Rethinking skin science to improve wound healing

By Bree | Posted on: June 12, 2025

No parent wants to face the moment when a surgeon needs to cut burned tissue from their child’s body. But for many families, it’s a painful reality, particularly as children under five represent the highest hospitalisation rate for burns in Australia. 

For clinicians, one of the biggest challenges is knowing how a child’s burn is likely to behave. The likelihood of infection. The extent of scarring, or the number of hospital visits needed for skin grafts and revision surgery. Then there’s other unknowns, such as the level of risk of long-term complications like chronic inflammation. 

Dr Xanthe Venn, Senior Research Fellow at Future Industries Institute at the University of South Australia is probing such questions. Through her research with clinicians in Burns Units in both Western Australia and South Australia, Dr Venn is exploring ways to improve healing outcomes for burn patients. This work relates to stopping scar tissue forming and preventing the need for ongoing scar revisionary surgery, by understanding the balance between healthy immune response and harmful inflammation. 

“We know around 220,000 Australians suffer a burn each year, and about 10% require hospitalisation,” she says. “Children under five have the highest rates of hospitalisation from burns.”

In the first days after a burn, the body launches its inflammatory response. “A little inflammation is a good thing.
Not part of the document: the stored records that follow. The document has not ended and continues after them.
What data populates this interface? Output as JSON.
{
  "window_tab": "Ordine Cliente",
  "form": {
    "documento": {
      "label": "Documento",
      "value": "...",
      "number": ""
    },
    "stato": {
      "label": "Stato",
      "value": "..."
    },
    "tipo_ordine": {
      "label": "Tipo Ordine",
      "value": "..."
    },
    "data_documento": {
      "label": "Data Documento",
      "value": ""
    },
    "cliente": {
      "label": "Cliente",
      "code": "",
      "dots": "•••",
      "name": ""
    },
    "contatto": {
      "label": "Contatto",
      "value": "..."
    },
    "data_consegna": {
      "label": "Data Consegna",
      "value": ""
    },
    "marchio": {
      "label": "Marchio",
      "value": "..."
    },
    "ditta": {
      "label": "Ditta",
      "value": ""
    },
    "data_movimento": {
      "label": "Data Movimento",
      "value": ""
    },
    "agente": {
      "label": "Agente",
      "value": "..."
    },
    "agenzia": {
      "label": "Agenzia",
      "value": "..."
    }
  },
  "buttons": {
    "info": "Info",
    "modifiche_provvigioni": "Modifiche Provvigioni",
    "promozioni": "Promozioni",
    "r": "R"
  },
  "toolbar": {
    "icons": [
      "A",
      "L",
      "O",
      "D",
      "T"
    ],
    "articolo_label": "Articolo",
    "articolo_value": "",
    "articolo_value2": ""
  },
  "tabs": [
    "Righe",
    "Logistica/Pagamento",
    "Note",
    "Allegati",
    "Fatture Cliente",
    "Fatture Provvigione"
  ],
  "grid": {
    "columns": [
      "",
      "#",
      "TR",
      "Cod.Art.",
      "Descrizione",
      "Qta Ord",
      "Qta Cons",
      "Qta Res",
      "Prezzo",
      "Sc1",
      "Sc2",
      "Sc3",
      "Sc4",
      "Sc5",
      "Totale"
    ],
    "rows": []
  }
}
It’s a sign that the immune system doing its job,” Dr Venn explains. “But too much inflammation can lead to complications. It can contribute to damage to other organs and is linked to fibrosis, or excessive scarring.” 

“If dead tissue remains on top of healthy tissue, it can trigger further damage – ‘die off’ and infection. So, it is important clinicians know which burns are so bad that a patient needs to go to surgery.” 

Innovative ideas taking ‘Fliight’

Dr Venn is investigating the role of a protein called Flightless I (Flii), which affects how skin cells respond to damage and how scars form. Her work has shown that wounds tend to heal more effectively and with less scarring when Flii levels are lower. 

“We think Flii is part of the reason some wounds don’t heal well. It interacts with key proteins in the body that regulate tissue repair and inflammation,” she says. 

By identifying how Flii behaves in burn wounds, Dr Venn hopes to develop therapies that help clinicians predict healing outcomes and tailor treatments. These therapies could one day reduce the need for repeat surgeries, shortening hospital stays, and improving quality of life for burn patients.

This work was part of her broader research into skin biology, initiated at the Women’s and Children’s Health Research Institute before the lab’s relocation to the University of South Australia in 2013. Dr. Venn was awarded her PhD from the University of South Australia in 2016 for her investigation into the role of Flightless I in tissue regeneration.  

Getting the balance right

Dr Venn is also looking more broadly at how to balance the body’s inflammatory response – not suppress it completely but modulate it – so wounds get the right ‘burst’ of immune activity to allow the wound to heal best. This could have major benefits, not just for burns, but also for people with chronic wounds caused by conditions like diabetes, where inflammation lingers for too long, and wounds fail to heal. 

Ultimately, Dr Venn’s goal is to help support clinicians in their decisions about how best to treat each patient and to help prevent patients from needing to return to hospital.